Unser LeserBernd Gläsner aus Helmstedt fragt: „Vor einem Jahr hatte ich die fehlende Schallschutzwand an der A2 Richtung Magdeburg bemängelt. Es sollte sich in der Ausschreibungsphase befinden. Ein Jahr später ist der Lärmschutz noch nicht wieder hergestellt.“

Auf die etwa 20 Meter breite Lücke in der Schallschutzwand an der Autobahn 2 in Fahrtrichtung Berlin, etwa 500 Meter vor der Abfahrt Helmstedt-Zentrum, hat uns der Nutzer unseres Internetportals Alarm 38 in der Tat vor genau einem Jahr hingewiesen. „Die Schallschutzwand kann so nicht mehr funktionieren und bei Wind sind die Geräusche der Fahrzeuge auf der Autobahn doch sehr deutlich zu hören“, beklagte sich damals der Ziegelberg-Bewohner.

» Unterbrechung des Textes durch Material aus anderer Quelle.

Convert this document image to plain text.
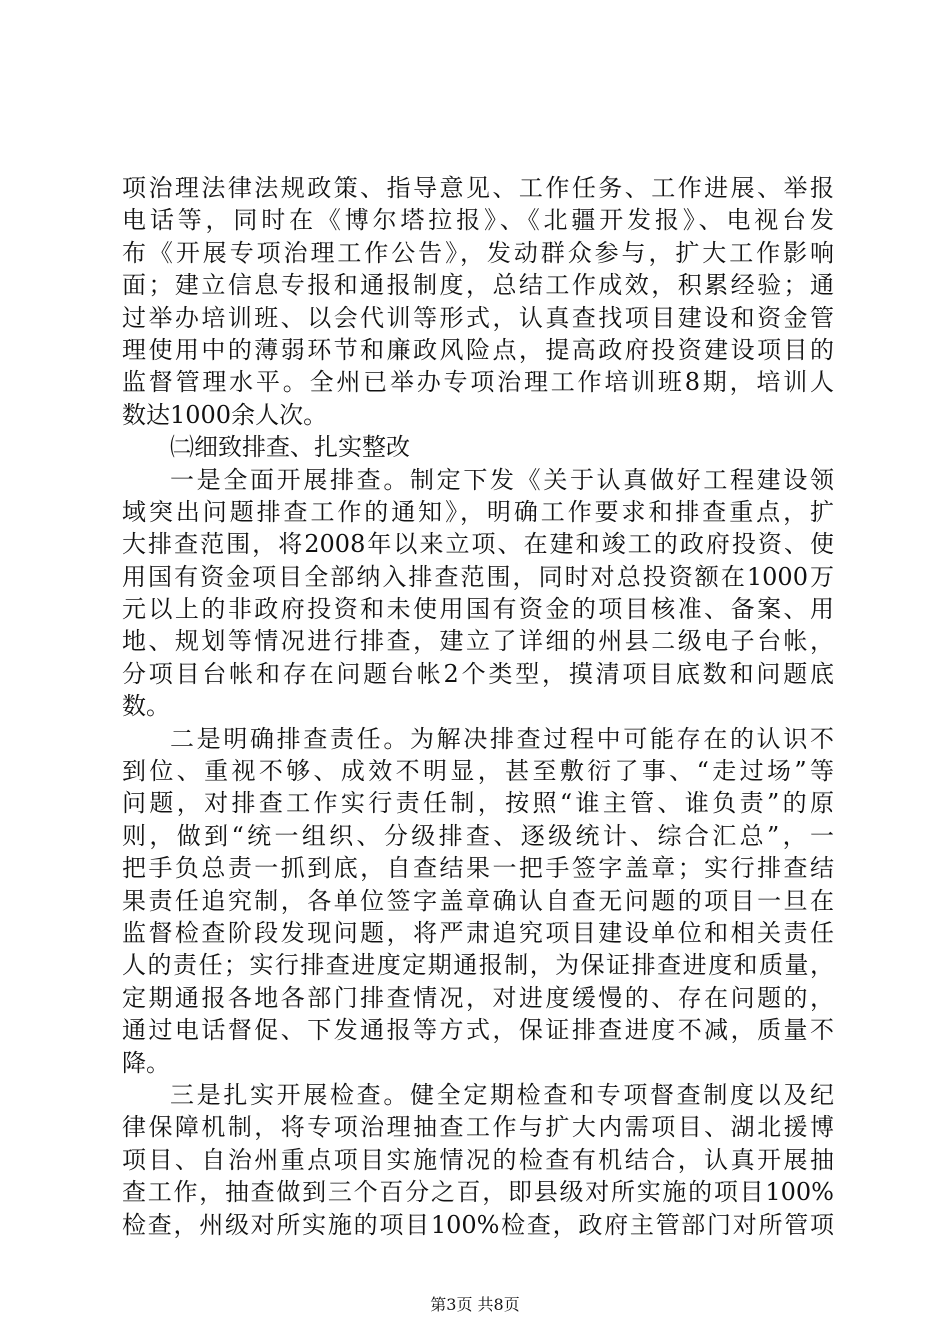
项治理法律法规政策、指导意见、工作任务、工作进展、举报
电话等，同时在《博尔塔拉报》、《北疆开发报》、电视台发
布《开展专项治理工作公告》，发动群众参与，扩大工作影响
面；建立信息专报和通报制度，总结工作成效，积累经验；通
过举办培训班、以会代训等形式，认真查找项目建设和资金管
理使用中的薄弱环节和廉政风险点，提高政府投资建设项目的
监督管理水平。全州已举办专项治理工作培训班8期，培训人
数达1000余人次。
㈡细致排查、扎实整改
一是全面开展排查。制定下发《关于认真做好工程建设领
域突出问题排查工作的通知》，明确工作要求和排查重点，扩
大排查范围，将2008年以来立项、在建和竣工的政府投资、使
用国有资金项目全部纳入排查范围，同时对总投资额在1000万
元以上的非政府投资和未使用国有资金的项目核准、备案、用
地、规划等情况进行排查，建立了详细的州县二级电子台帐，
分项目台帐和存在问题台帐2个类型，摸清项目底数和问题底
数。
二是明确排查责任。为解决排查过程中可能存在的认识不
到位、重视不够、成效不明显，甚至敷衍了事、“走过场”等
问题，对排查工作实行责任制，按照“谁主管、谁负责”的原
则，做到“统一组织、分级排查、逐级统计、综合汇总”，一
把手负总责一抓到底，自查结果一把手签字盖章；实行排查结
果责任追究制，各单位签字盖章确认自查无问题的项目一旦在
监督检查阶段发现问题，将严肃追究项目建设单位和相关责任
人的责任；实行排查进度定期通报制，为保证排查进度和质量，
定期通报各地各部门排查情况，对进度缓慢的、存在问题的，
通过电话督促、下发通报等方式，保证排查进度不减，质量不
降。
三是扎实开展检查。健全定期检查和专项督查制度以及纪
律保障机制，将专项治理抽查工作与扩大内需项目、湖北援博
项目、自治州重点项目实施情况的检查有机结合，认真开展抽
查工作，抽查做到三个百分之百，即县级对所实施的项目100%
检查，州级对所实施的项目100%检查，政府主管部门对所管项
第3页 共8页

Die Ausbesserung der Lücke werde im Sommer in Angriff genommen. Das erklärte am Freitag ein Sprecher der Landesbehörde für Straßenbau in Hannover. „Die Instandsetzung von Lärmschutzwänden ist deutlich aufwendiger als zum Beispiel die Erneuerung von Fahrbahnoberflächen“, erläuterte der Sprecher. Zum einen sei die betroffene Lärmschutzwand aus Holz keine Standardware, zum anderen müsse beim Einbau neuer Wandelemente die Statik neu berechnet werden.

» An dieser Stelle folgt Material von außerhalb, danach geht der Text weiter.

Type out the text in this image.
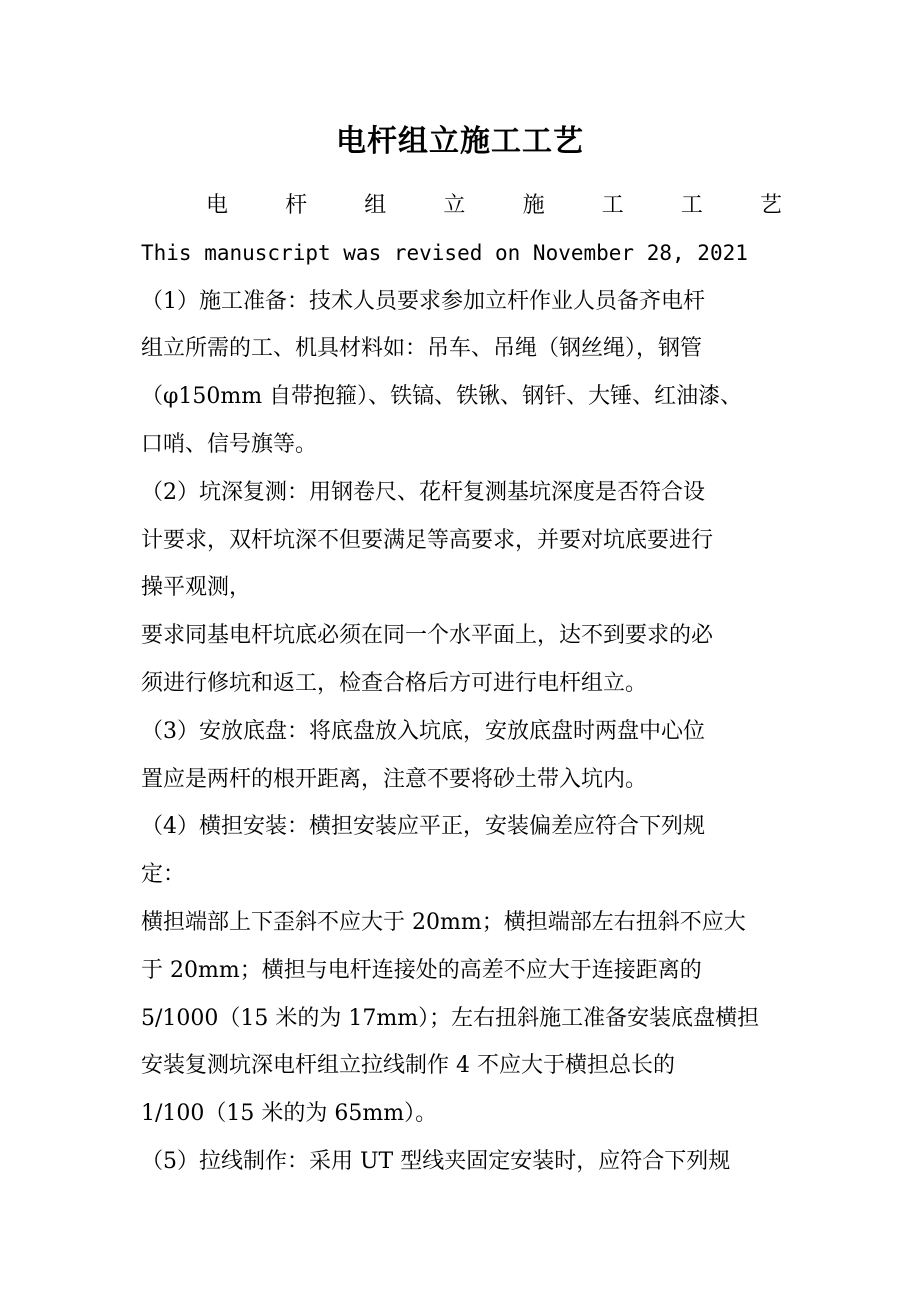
电杆组立施工工艺
电	杆	组	立	施	工	工	艺
This manuscript was revised on November 28, 2021
（1）施工准备：技术人员要求参加立杆作业人员备齐电杆
组立所需的工、机具材料如：吊车、吊绳（钢丝绳），钢管
（φ150mm 自带抱箍）、铁镐、铁锹、钢钎、大锤、红油漆、
口哨、信号旗等。
（2）坑深复测：用钢卷尺、花杆复测基坑深度是否符合设
计要求，双杆坑深不但要满足等高要求，并要对坑底要进行
操平观测，
要求同基电杆坑底必须在同一个水平面上，达不到要求的必
须进行修坑和返工，检查合格后方可进行电杆组立。
（3）安放底盘：将底盘放入坑底，安放底盘时两盘中心位
置应是两杆的根开距离，注意不要将砂土带入坑内。
（4）横担安装：横担安装应平正，安装偏差应符合下列规
定：
横担端部上下歪斜不应大于 20mm；横担端部左右扭斜不应大
于 20mm；横担与电杆连接处的高差不应大于连接距离的
5/1000（15 米的为 17mm）；左右扭斜施工准备安装底盘横担
安装复测坑深电杆组立拉线制作 4 不应大于横担总长的
1/100（15 米的为 65mm）。
（5）拉线制作：采用 UT 型线夹固定安装时，应符合下列规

Der Sprecher räumte ein, dass für die erhebliche Dauer des Verfahrens – die Lücke ist bereits im Mai 2015 bei einem Unfall auf der A2 entstanden – auch Personalmangel die Ursache sei. „Wir kommen mit den Ausschreibungen nicht hinterher.“ Erschwerend komme hinzu, dass sich auf manche Ausschreibung kein einziger Bieter melde.

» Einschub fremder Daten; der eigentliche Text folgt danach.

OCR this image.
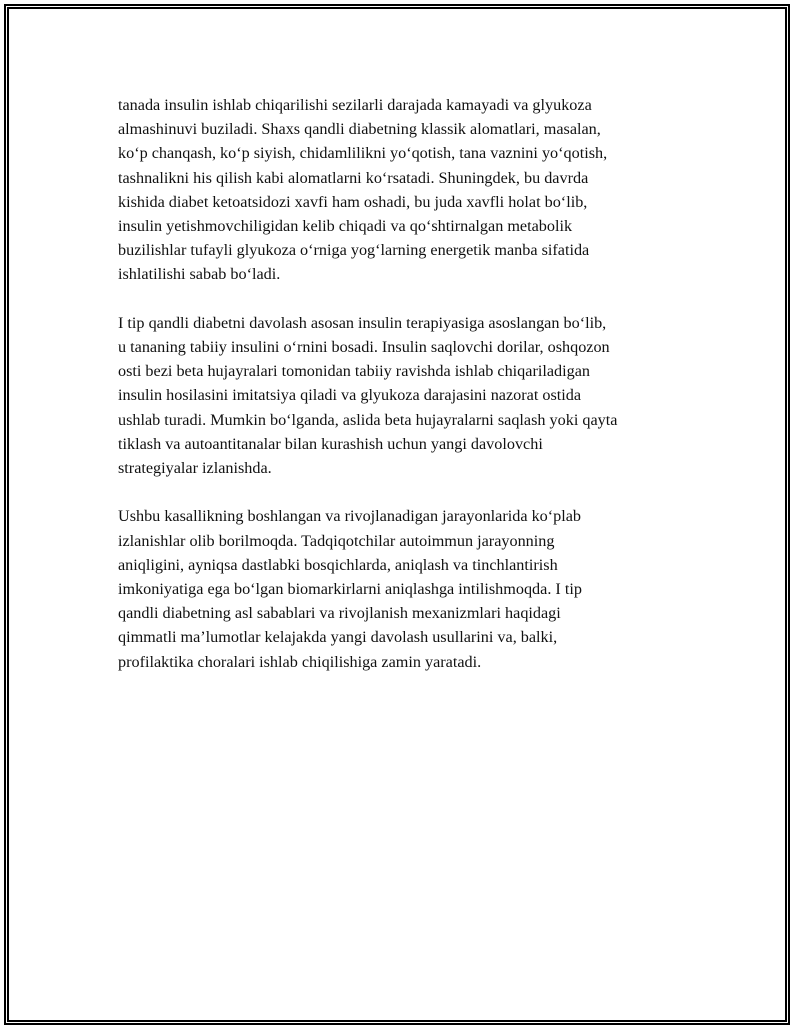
tanada insulin ishlab chiqarilishi sezilarli darajada kamayadi va glyukoza
almashinuvi buziladi. Shaxs qandli diabetning klassik alomatlari, masalan,
ko‘p chanqash, ko‘p siyish, chidamlilikni yo‘qotish, tana vaznini yo‘qotish,
tashnalikni his qilish kabi alomatlarni ko‘rsatadi. Shuningdek, bu davrda
kishida diabet ketoatsidozi xavfi ham oshadi, bu juda xavfli holat bo‘lib,
insulin yetishmovchiligidan kelib chiqadi va qo‘shtirnalgan metabolik
buzilishlar tufayli glyukoza o‘rniga yog‘larning energetik manba sifatida
ishlatilishi sabab bo‘ladi.

I tip qandli diabetni davolash asosan insulin terapiyasiga asoslangan bo‘lib,
u tananing tabiiy insulini o‘rnini bosadi. Insulin saqlovchi dorilar, oshqozon
osti bezi beta hujayralari tomonidan tabiiy ravishda ishlab chiqariladigan
insulin hosilasini imitatsiya qiladi va glyukoza darajasini nazorat ostida
ushlab turadi. Mumkin bo‘lganda, aslida beta hujayralarni saqlash yoki qayta
tiklash va autoantitanalar bilan kurashish uchun yangi davolovchi
strategiyalar izlanishda.

Ushbu kasallikning boshlangan va rivojlanadigan jarayonlarida ko‘plab
izlanishlar olib borilmoqda. Tadqiqotchilar autoimmun jarayonning
aniqligini, ayniqsa dastlabki bosqichlarda, aniqlash va tinchlantirish
imkoniyatiga ega bo‘lgan biomarkirlarni aniqlashga intilishmoqda. I tip
qandli diabetning asl sabablari va rivojlanish mexanizmlari haqidagi
qimmatli ma’lumotlar kelajakda yangi davolash usullarini va, balki,
profilaktika choralari ishlab chiqilishiga zamin yaratadi.
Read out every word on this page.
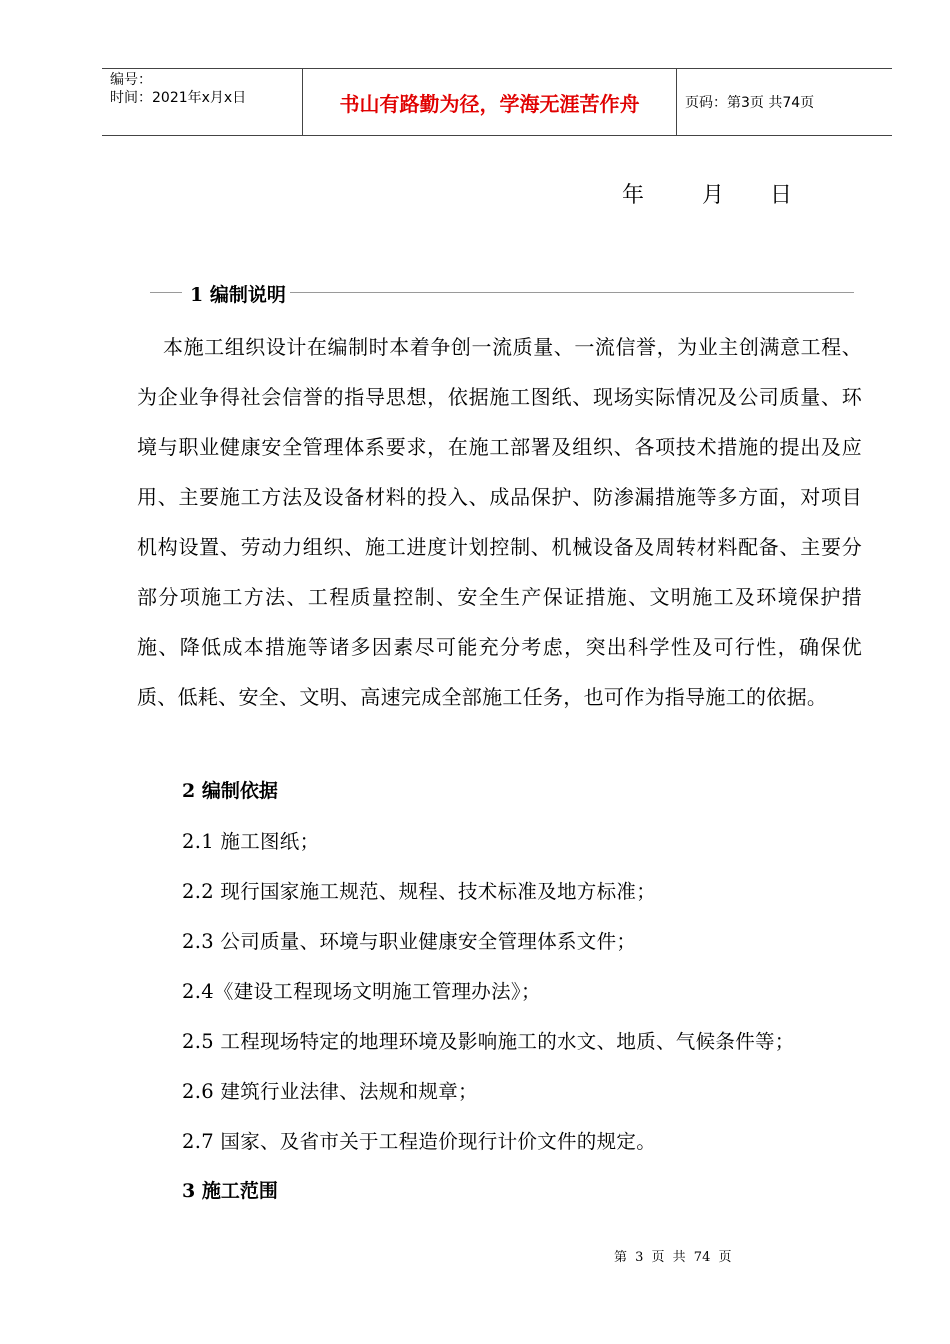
编号：
时间：2021年x月x日	书山有路勤为径，学海无涯苦作舟	页码：第3页 共74页
年	月	日
1 编制说明
本施工组织设计在编制时本着争创一流质量、一流信誉，为业主创满意工程、为企业争得社会信誉的指导思想，依据施工图纸、现场实际情况及公司质量、环境与职业健康安全管理体系要求，在施工部署及组织、各项技术措施的提出及应用、主要施工方法及设备材料的投入、成品保护、防渗漏措施等多方面，对项目机构设置、劳动力组织、施工进度计划控制、机械设备及周转材料配备、主要分部分项施工方法、工程质量控制、安全生产保证措施、文明施工及环境保护措施、降低成本措施等诸多因素尽可能充分考虑，突出科学性及可行性，确保优质、低耗、安全、文明、高速完成全部施工任务，也可作为指导施工的依据。
2 编制依据
2.1 施工图纸；
2.2 现行国家施工规范、规程、技术标准及地方标准；
2.3 公司质量、环境与职业健康安全管理体系文件；
2.4《建设工程现场文明施工管理办法》；
2.5 工程现场特定的地理环境及影响施工的水文、地质、气候条件等；
2.6 建筑行业法律、法规和规章；
2.7 国家、及省市关于工程造价现行计价文件的规定。
3 施工范围
第 3 页 共 74 页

Klar ist jedoch auch: Das Loch in der Helmstedter Lärmschutzwand muss 2018 geschlossen werden. Denn sonst würde der Erstattungsanspruch der Behörde gegenüber Verursachern und Versicherungen verjähren. Insofern besteht Druck, die Maßnahme in diesem Jahr abzuwickeln.